Steve Sailer has a great post up on his site about this hilariously deranged story in the New York Times. Since the onset of this hysteria, the lunatics are crafting an imaginary past in which homosexuals were kept on lavender farms in the south. Like blacks, who Progressives claim to have liberated, homosexuals were forced to slave away on the lavender farms as chattel. That makes the obsession with homosexuals today an analog to the Civil Rights Movement.

Glenn Burke was 27 when he walked out on Major League Baseball, his promising career as an outfielder undone mostly by the burden of being a semicloseted gay man. It was 1980, and it was more important, Burke later explained, to be himself than to be a professional baseball player.
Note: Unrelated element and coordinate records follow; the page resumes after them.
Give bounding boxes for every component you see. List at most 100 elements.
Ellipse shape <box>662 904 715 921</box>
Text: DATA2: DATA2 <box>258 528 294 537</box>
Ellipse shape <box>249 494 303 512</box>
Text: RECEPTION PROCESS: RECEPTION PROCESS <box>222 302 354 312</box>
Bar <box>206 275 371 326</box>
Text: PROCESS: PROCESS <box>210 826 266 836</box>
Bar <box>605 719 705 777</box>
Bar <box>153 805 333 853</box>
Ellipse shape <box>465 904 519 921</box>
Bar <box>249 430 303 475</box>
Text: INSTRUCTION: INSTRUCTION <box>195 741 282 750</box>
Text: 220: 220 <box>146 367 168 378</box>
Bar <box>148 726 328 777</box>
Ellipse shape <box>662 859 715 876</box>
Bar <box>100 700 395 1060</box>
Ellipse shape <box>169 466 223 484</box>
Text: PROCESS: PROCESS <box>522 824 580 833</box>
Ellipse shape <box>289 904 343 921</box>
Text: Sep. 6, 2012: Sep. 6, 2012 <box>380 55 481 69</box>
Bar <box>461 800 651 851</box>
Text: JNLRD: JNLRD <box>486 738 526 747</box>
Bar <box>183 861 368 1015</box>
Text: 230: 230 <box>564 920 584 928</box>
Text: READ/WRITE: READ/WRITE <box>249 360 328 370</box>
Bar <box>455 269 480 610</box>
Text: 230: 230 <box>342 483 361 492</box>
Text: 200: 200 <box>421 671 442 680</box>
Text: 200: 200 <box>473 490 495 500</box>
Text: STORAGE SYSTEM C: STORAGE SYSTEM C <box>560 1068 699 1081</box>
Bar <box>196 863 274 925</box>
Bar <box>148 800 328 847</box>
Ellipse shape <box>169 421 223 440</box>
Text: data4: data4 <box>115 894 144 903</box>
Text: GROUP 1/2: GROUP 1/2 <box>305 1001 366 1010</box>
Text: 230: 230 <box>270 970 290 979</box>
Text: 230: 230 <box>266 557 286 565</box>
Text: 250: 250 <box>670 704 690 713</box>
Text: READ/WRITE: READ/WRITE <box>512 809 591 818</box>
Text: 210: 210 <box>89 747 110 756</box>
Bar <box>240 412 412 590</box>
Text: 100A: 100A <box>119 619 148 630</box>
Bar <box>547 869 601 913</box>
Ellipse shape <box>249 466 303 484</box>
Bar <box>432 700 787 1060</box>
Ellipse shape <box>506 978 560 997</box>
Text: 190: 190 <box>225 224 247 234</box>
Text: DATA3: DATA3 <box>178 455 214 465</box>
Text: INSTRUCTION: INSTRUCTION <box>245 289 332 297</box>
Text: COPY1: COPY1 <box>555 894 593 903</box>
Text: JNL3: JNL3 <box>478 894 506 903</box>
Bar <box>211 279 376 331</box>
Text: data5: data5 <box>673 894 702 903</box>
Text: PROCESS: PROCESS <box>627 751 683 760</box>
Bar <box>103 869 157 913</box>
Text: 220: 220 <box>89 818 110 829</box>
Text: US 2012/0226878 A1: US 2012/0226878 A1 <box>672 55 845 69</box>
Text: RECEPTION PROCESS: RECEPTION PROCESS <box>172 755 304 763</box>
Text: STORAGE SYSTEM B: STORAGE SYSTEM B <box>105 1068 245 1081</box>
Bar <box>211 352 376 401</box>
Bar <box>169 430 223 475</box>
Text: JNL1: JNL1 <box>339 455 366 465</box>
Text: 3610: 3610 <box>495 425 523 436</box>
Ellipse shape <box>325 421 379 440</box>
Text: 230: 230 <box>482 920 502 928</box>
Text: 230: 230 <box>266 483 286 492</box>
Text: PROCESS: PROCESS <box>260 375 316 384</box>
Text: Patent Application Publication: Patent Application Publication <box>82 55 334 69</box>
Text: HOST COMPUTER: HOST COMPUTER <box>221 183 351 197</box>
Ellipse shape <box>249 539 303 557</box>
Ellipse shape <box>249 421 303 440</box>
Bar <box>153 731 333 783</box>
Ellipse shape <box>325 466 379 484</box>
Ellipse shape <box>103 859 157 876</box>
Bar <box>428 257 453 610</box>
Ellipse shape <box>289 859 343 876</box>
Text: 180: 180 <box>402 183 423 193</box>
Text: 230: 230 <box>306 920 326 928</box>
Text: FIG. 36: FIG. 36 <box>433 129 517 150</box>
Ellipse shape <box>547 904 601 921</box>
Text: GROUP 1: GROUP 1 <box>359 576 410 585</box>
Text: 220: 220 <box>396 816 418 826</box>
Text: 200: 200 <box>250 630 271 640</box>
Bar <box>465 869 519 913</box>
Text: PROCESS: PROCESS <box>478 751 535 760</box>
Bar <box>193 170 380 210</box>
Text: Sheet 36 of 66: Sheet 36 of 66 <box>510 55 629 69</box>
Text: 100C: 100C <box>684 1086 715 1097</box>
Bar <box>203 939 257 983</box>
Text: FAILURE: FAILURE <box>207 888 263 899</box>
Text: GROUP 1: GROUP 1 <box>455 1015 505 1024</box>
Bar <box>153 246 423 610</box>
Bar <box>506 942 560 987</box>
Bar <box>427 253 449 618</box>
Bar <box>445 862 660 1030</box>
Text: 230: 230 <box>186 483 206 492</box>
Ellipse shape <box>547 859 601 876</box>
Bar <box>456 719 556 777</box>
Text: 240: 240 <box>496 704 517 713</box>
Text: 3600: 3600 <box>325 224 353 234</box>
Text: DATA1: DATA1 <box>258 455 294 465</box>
It turns out he sucked at baseball too.

Glenn Burke

When you hit .237 over six seasons, the game walks away from you, not the other way around. He was not the first washed up ball player to blame the unfairness of life for his busted dreams. The barrooms of America are full of guys who never got over washing out of sports. They never made it to the bigs and have a million reasons for it other than they were not good enough.

You would think a reporter would look up the stats, but that’s not how the modern media works these days. First they create the narrative and then they fill in the facts. It’s not a lot different from how the Soviets would airbrush people in and out of photos. When you think everything including observable reality must be bent toward reaching the promised land, silly things like facts are not going to stop you.

3 thoughts on “This Week In Lunacy

  1. The NYT can not help that it makes up facts to suit its emotional stance – that is how the left rolls. They rely on the knowledge that their audience is both receptive (to confirmation bias) and ignorant of the critical facts. The main street media fails to inform and seeks instead to shape opinion with revisionist history. They are not news organizations, they are propagandists.

  2. Back in the early days or the innertunnel, I would run across an article that was playing loose with the facts, do a little extra fact checking, then let loose in the comments. Now I just stay clear of MSM sites.

  3. Thank you Z for the Glenn Burke reference. As a lifelong Dodger fan, I remember the guy. He sucked….oh wait. Seriously, he was one of many “can’t miss” Dodger prospects in that era like Greg Brock and Mike Marshall and Franklin Stubbs who never really panned out.